Interrogé par une journaliste, Elie Domota a balayé un peu vite du revers de la main l'évocation de ces problèmes en disant que ce n'était pas grave et que tout pourrait repartir facilement.

Nous sommes actuellement dans un entre-deux, entre un conflit qui n'est pas terminé et une période de reconstruction. Les journaux nous font part tous les jours d' entreprises qui déposent leur bilan ou licencient leurs salariés. Dans un contexte mondial économique plus que morose, les mois qui viennent seront particulièrement difficiles ici.

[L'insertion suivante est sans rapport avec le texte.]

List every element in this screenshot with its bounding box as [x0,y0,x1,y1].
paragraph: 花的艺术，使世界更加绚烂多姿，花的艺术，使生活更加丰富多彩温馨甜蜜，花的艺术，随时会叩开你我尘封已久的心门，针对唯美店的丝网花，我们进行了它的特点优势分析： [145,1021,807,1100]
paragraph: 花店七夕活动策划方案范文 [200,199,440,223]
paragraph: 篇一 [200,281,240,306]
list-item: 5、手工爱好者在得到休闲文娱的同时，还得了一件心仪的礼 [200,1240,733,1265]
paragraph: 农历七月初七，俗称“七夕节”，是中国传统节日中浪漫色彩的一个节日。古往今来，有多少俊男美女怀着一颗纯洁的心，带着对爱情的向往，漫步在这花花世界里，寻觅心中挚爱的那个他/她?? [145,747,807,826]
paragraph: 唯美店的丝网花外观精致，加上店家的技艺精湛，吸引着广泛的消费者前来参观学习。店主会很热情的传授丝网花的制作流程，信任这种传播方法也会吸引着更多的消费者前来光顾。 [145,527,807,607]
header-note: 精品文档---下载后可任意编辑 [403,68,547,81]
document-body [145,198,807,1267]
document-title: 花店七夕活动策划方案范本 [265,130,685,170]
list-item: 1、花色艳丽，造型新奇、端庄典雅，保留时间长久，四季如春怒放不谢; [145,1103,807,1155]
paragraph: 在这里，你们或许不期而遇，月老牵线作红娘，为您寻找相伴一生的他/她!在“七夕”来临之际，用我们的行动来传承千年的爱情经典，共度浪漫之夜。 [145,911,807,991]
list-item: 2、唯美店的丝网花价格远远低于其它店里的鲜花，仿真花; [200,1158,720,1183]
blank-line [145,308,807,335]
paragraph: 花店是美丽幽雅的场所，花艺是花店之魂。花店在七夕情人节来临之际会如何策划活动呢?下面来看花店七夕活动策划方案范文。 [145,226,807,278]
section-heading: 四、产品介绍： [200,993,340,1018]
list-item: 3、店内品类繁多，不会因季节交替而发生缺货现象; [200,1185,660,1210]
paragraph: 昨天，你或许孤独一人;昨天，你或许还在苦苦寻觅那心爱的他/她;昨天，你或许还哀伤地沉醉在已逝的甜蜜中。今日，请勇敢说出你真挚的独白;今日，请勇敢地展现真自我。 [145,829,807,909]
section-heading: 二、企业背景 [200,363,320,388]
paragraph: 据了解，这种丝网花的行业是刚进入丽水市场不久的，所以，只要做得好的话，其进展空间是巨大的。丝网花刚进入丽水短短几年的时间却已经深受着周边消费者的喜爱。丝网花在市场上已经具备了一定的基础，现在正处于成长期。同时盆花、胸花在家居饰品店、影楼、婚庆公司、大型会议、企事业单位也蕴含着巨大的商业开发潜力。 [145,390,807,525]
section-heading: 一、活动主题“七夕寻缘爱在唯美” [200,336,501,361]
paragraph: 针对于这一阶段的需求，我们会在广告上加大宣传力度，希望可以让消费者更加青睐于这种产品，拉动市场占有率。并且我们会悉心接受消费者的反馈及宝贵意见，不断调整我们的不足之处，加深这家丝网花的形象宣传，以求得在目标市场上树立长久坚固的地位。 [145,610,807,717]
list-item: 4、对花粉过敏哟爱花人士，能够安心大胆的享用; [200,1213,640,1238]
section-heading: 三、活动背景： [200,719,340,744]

Ce mouvement a été pour beaucoup l'occasion d'une prise de conscience politique au sens large et le début d'un questionnement sur la société. Au-delà des manipulations de pensée qui ont pu se produire dans un sens comme dans un autre, chacun a pu mener une réflexion à sa mesure. Les émissions abondent à présent pour analyser le phénomène : sociologues, anthropologues, psychologues... aux interventions plus ou moins pertinentes sont sollicités par les médias.
Un changement positif et durable s'installera-t-il dans les habitudes de vie : participation citoyenne, respect de l'écologie, développement de la production locale... ?
Malgré tous les graves problèmes générés par la grève , il faut garder l'espoir que cette crise de la société guadeloupéenne n'aura pas eu lieu "pour rien" et que le changement attendu , économique et sociétal, pourra se réaliser pour le bien de tous dans les années à venir.